Eight Twitter finance gurus indicted in criminal pump-and-dump scheme

The US Department of Justice indicted eight online financial influencers with criminal securities fraud for executing a $114 million pump-and-dump scheme on their collective 1.5 million Twitter followers.

According to an indictment, members of a Discord-based forum called Atlas Trading used that platform and Twitter to promote stocks they had bought in bulk, making misleading statements about the value of the shares and their intent to hold them. Once the price was raised by followers, the group allegedly secretly sold the shares to maximize their profits. The Securities and Exchange Commission (SEC) filed a parallel civil lawsuit. Both complaints accuse seven of the men directly of securities fraud, while an eighth member is accused of aiding the conspiracy through a finance podcast. The conspiracy allegedly ran from January 2020 to at least April 2022, covering an explosion of interest in stock trading during the pandemic.

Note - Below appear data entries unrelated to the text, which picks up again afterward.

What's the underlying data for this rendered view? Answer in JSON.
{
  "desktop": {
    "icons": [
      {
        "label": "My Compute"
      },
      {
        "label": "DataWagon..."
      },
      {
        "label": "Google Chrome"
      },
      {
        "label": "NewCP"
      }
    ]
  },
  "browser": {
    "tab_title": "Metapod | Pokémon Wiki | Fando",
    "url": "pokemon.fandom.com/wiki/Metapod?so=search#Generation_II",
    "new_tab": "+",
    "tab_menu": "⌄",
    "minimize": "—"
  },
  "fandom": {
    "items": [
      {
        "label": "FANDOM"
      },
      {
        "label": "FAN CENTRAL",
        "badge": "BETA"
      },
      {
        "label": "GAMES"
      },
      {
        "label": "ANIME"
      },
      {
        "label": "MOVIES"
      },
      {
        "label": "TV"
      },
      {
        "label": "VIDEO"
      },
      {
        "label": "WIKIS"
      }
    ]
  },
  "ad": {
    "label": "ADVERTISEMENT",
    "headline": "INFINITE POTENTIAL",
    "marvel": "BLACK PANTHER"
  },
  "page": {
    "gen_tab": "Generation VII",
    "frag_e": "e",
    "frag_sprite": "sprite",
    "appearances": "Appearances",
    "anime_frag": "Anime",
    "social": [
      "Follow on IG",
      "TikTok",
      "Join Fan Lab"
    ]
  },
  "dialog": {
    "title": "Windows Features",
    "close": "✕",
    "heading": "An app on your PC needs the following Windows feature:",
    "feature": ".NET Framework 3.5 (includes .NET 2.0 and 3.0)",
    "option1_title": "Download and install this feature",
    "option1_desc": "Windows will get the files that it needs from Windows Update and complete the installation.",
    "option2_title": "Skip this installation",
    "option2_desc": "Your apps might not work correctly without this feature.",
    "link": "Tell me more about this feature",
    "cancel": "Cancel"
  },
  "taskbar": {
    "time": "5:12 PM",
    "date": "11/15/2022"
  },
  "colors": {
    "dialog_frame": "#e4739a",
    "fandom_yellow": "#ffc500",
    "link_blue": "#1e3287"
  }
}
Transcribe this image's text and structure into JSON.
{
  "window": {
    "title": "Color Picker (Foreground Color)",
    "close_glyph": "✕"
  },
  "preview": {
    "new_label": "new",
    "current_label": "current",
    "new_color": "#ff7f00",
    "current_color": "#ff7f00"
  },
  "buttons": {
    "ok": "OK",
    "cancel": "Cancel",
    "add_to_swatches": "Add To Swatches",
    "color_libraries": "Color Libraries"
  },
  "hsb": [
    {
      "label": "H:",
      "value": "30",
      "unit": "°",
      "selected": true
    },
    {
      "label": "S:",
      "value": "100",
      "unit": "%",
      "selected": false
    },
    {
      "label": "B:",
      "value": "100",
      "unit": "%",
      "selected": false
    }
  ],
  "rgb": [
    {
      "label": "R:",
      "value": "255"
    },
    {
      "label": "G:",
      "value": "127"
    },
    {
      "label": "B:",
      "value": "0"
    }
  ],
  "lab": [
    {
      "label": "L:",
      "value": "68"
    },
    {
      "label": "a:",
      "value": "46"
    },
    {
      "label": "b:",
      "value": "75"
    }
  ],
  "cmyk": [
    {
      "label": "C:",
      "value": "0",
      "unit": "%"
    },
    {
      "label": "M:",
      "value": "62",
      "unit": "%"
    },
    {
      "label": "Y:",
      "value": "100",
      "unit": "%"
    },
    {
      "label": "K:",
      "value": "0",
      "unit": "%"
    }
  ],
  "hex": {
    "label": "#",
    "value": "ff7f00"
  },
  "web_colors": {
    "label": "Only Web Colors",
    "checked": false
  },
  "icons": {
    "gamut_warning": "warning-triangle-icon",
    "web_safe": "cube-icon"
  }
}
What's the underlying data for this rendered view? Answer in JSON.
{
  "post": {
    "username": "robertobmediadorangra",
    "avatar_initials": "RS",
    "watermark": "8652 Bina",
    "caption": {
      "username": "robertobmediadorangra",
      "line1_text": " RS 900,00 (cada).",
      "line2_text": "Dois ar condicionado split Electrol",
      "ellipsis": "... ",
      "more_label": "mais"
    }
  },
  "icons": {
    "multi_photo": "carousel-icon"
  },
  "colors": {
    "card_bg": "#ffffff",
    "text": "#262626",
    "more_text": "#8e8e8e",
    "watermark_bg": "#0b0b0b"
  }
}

“I’m playing this extremely smart”

The conspirators include Edward Constantinescu (who called himself Zack Morris on Twitter and currently has 500,000 followers), Perry “PJ” Matlock, John Rybarczyk (who called himself “The Stock Sniper”, with 267,000 followers), Gary Deel (“ Mystick Mac,” with 143,000 followers), Stefan Hrvatin (“Lade Backk,” with 150,000 followers), Tom Cooperman (“Tommy Coops,” with 129,000 followers), Mitchell Hennessey (“Hugh Henne,” with 237,000 followers ) and Daniel Knight (“Dan, Deity of Dips,” with 170,000 followers). Knight published a podcast called Cents: entering raw which was co-hosted by one of the alleged scammers and, according to the SEC, promoted the others as expert traders.

The defendants’ fraud charges carry a maximum sentence of 25 years each, and Constantinescu faces an additional 10 years on the charge of engaging in illegal currency transactions.

The case is a still relatively rare example of legal consequences in the risk-taking, personality-driven, positivity-obsessed world of financial influencers, who combine unofficial trading advice with conspicuous displays of success; in the case of the eight defendants here, “Tweeted images of luxury residential properties, vehicles, jewelry, and other luxury items.” And the Justice Department indictment cites a series of brazen text messages and voice conversations recorded between the alleged participants in the scheme.

At one point, Knight mocks an anonymous co-conspirator who worries about getting caught and says he wants to shop “the right way”: “The right fucking way? We’re stealing fucking idiots’ money.” , Knight boasts.(Asterisks reproduced from indictment.) In the same conversation, Cooperman describes the mechanics of how Rybarczyk pumps stocks:

Like what [RYBARCZYK] what it does is it alerts him, and then like five minutes later all his little minions start retweeting him and saying ‘i added with him’, so, like, it builds hype again. It happens every time. They got this shit down to the damn science. It’s great.

However, in another recording, Knight worries that other members of the right may be receiving also shameless. “I’m playing this extremely smart, very long term. If you don’t believe all these motherfuckers are going to jail or at least get sued, you’re crazy,” the indictment quote reads. “Just wait and see… It’s market manipulation.” (The mention of the indictment of anonymous co-conspirators and recorded conversations implies that, as is not uncommon in financial schemes, someone was ratting out in the metaphorical group chat.)

Twitter shows that Atlas Trading members were identified as stock pumpers long before the indictment. A account called GuruLeaks, for example, posted multiple tweets warning about the group. But the responses include advocates: “who cares… I’ve been since February,” read a May 2022 tweet.

Stocks manipulated included China SXT Pharmaceuticals, Torchlight Energy Resources, GTT Communications, Surface Oncology, Alzamend Neuro, Universe Pharmaceuticals, ABVC BioPharma, DatChat, and Brickell Biotech. The Department of Justice urges people who believe they may have been scammed to contact the address or number listed on their press release.